The human body hates moderation and loves stressors (to a point). What happens when you lay in bed all day long? You become exhausted and lazy. The best way to get over a hangover? Go running. Vaccines harm the body a little bit so it becomes stronger in the long run. Bones become denser when subjected to episodes of stress; lifting weights strengthens your muscles. Think about Hydra, the mythological serpent that gained two heads every time it lost one, or the airline industry: every plane crash makes flying safer. The barbell strategy benefits from the Dionysian but, importantly, does not abandon the Apollonian. For Nassim it’s a means towards an “antifragile” lifestyle, in which you live part Fat Tony part Nero Tulip. For our purposes it means not spending too much time in the library.
Conclusion
Imagine a student at the University of Chicago. Let’s call him John. This enlightened individual deprives himself of the weekend, thereby forgoing late night dorm room bull sessions – an unaccredited source of wisdom. John has a promising but boring future as a philosophy professor. He agrees that all X’s are Y’s but not all Y’s are X’s, but cringes with fear when someone from the south side approaches him. He wants to learn Chinese – he figures it will look good on his resume – so he studies grammar books and buys a Rosetta Stone. Of course, if he really wanted to learn the language he would have moved to Beijing and found a Mandarin-speaking girlfriend. Unfortunately, his lack of social skills makes this difficult. In fact, John wonders why the unofficial slogan of his Alma Mater is “Where fun comes to die.” In the future, John will write a dissertation on Kant’s categorical imperative but he will not live more virtuously or ethically than anybody else. Despite a successful life, John will be boring.

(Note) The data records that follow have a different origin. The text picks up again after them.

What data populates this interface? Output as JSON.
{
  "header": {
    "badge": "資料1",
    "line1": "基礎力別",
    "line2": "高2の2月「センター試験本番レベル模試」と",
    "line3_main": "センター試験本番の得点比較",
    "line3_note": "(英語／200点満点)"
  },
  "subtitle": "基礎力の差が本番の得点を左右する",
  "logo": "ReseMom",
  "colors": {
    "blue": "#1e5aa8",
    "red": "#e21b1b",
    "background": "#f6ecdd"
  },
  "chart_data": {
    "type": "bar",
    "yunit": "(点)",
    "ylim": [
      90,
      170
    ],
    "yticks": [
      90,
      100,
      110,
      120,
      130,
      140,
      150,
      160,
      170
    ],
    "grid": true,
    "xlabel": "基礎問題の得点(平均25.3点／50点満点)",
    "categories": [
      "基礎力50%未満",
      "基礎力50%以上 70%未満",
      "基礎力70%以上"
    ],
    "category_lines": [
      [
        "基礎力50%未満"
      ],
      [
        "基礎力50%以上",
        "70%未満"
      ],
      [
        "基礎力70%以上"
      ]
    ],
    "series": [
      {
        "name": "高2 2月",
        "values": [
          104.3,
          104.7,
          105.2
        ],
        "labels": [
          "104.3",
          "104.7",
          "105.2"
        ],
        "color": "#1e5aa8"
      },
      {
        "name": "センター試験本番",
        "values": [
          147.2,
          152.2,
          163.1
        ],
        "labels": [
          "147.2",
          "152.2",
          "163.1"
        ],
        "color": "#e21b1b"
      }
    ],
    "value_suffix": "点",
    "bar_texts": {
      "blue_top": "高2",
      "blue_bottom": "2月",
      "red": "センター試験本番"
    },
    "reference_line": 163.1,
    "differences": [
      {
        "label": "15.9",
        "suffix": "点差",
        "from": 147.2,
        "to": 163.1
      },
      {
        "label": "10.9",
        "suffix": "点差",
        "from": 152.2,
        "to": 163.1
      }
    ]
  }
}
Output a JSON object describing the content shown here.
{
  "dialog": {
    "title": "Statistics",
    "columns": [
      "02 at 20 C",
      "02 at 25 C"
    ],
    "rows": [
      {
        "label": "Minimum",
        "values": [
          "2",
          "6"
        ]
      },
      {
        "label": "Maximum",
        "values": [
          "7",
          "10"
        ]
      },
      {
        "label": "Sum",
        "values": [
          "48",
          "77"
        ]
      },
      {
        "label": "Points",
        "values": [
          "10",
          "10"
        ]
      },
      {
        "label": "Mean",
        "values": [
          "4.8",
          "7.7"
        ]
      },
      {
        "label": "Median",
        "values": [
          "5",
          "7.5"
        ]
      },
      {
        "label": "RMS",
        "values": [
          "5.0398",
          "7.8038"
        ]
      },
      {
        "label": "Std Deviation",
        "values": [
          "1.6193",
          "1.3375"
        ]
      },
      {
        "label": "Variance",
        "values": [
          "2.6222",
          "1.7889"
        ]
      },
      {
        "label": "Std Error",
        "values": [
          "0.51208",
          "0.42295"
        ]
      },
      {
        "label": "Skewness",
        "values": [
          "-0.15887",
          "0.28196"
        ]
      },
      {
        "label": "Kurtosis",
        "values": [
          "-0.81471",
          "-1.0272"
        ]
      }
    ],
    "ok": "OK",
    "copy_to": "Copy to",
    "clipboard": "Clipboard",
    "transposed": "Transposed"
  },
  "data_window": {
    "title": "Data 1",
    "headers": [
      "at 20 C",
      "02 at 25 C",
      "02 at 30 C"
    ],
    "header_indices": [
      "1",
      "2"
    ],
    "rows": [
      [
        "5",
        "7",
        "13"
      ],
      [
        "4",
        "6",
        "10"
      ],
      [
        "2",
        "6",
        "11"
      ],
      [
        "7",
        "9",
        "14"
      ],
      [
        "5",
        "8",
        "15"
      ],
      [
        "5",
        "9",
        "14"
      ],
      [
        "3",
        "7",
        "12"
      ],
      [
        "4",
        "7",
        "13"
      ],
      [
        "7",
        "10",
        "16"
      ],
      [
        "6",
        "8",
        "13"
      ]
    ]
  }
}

How to avoid the Sartre Fallacy? Don’t be like John. But don’t be a college-drop out either. Balance the Apollonian with the Dionysian – Fat Tony with Nero. Learn about biases and then commit them in the real world. Understanding how the mind decides and makes judgments requires experience in physical and social environments in the same way bones require stress and Hydra requires volatility. This is the virtue of adapting the Barbell strategy; it forces you to step outside the library and test your theories in real life – in the midst of chaos. Doing so will help you think about your irrationality, rationally.
This is the final installment of the Sartre Fallacy Series.
Image via Wikipedia Creative Commons
* Fittingly, I learned about Buridan’s Donkey in one of the most boring class I ever took: modern philosophy. It didn’t help that it was in the morning and the professor, a Descartes specialist, was dreadfully dry.